As I approached double figures, the words of popular songs filled my mind and fired my imagination. There were plenty of story-telling songs to stir the emotions — Marty Robbins’ romantic cowboy ballad El Paso (though I did wonder how he managed to sing the song when he died at the end of it) and others which tickled my funny bone such as Bernard Cribbins’ Hole in the Ground and Allan Sherman’s take on Ponchielli, Camp Granada.
So pop songs and snatches from musicals such as My Fair Lady and Kismet rubbed shoulders in my head, and the wealth of folk songs we were introduced to at school had an similar impact. Thanks again to the BBC schools broadcasts, and a programme called Singing Together, we sang along to a bunch of traditional songs collected from all parts of the British Isles and beyond. There we were, in a suburban Essex junior schools singing medieval love songs and lusty sea shanties. But it was all grist to the mill!
All these influences helped me later to craft my own writing, especially in writing poems,  and my latest book, Bonkers Ballads. I can hardly stress enough how music and lyrics shaped my early years, and and have been a joy and inspiration ever since.
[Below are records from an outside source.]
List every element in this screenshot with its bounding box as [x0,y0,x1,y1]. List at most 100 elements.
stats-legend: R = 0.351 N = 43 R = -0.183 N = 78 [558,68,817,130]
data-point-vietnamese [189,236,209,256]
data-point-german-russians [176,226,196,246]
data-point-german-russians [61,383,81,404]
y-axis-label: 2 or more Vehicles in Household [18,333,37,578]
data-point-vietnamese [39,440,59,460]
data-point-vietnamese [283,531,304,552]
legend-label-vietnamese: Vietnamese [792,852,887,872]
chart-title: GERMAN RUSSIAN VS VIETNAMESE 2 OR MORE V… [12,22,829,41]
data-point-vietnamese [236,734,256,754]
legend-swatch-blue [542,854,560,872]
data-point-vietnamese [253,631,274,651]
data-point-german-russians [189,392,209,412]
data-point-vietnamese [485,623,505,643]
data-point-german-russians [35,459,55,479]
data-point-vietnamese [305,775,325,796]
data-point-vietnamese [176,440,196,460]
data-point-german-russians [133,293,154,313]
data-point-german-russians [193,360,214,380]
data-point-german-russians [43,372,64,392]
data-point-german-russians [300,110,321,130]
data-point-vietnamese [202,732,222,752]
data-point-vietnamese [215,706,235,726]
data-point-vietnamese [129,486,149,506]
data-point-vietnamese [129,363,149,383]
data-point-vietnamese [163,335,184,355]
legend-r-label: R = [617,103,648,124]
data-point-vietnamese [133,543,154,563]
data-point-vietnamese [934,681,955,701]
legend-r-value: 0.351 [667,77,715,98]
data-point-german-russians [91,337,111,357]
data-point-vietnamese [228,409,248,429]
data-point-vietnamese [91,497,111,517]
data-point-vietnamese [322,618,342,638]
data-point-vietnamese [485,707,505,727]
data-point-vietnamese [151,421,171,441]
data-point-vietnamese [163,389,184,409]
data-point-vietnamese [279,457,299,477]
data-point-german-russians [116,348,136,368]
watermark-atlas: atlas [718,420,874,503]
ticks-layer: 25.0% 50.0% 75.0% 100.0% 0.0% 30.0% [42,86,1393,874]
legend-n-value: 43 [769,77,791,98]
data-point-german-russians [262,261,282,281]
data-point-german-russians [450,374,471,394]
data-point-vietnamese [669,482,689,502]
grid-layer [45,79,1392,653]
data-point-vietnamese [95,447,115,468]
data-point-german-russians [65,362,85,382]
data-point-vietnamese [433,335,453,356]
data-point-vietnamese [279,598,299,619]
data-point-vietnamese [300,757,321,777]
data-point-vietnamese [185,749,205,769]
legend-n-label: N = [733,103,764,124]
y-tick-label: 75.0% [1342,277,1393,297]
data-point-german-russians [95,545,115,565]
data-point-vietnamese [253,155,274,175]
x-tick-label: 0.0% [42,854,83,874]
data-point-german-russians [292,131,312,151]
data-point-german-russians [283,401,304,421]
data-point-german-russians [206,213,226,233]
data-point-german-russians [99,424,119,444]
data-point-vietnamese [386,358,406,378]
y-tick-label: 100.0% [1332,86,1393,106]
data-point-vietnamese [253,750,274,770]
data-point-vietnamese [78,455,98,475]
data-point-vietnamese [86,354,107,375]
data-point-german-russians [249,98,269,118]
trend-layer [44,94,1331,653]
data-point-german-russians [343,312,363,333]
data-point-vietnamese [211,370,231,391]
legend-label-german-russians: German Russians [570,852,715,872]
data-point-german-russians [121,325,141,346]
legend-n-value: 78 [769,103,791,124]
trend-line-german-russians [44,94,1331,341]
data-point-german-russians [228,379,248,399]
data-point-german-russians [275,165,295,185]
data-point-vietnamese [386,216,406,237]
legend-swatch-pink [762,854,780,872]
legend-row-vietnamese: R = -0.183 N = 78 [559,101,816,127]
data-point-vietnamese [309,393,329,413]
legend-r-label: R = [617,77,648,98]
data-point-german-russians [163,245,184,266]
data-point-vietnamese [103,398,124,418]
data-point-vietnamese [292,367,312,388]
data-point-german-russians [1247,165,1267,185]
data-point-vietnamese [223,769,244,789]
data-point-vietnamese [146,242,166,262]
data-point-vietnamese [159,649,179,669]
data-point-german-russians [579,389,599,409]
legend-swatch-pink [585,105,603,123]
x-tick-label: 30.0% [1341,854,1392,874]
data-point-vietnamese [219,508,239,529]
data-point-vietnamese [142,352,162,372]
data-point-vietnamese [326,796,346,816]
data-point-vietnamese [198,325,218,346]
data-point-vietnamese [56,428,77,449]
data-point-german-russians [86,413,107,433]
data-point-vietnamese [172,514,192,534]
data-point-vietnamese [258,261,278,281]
Colin West is a British author, living in West Sussex. 


Dunja Jogan:

Memories of music remain for life

Dunja Jogan

I think music is very important in children lives. It brings happiness, entertains them,  helps them fall asleep. It’s an aggregator. It overcomes the limits of rationality, and leads to another world that can be more cheerful, sweet or reassuring. The memories of music remain for life and one, over the years, can listen to music that brings him back to pleasant memories of his childhood.

I remember a song about pirates, songs about Partisans that in the 70’s where popular in in our Slovenian minority in Italy. The songs are about courage and freedom, but were also happy. Then I remember songs of De Andrè, a famous Italian singer of the 70s and 80s.
Dunja  Jogan is an illustrator based in Italy.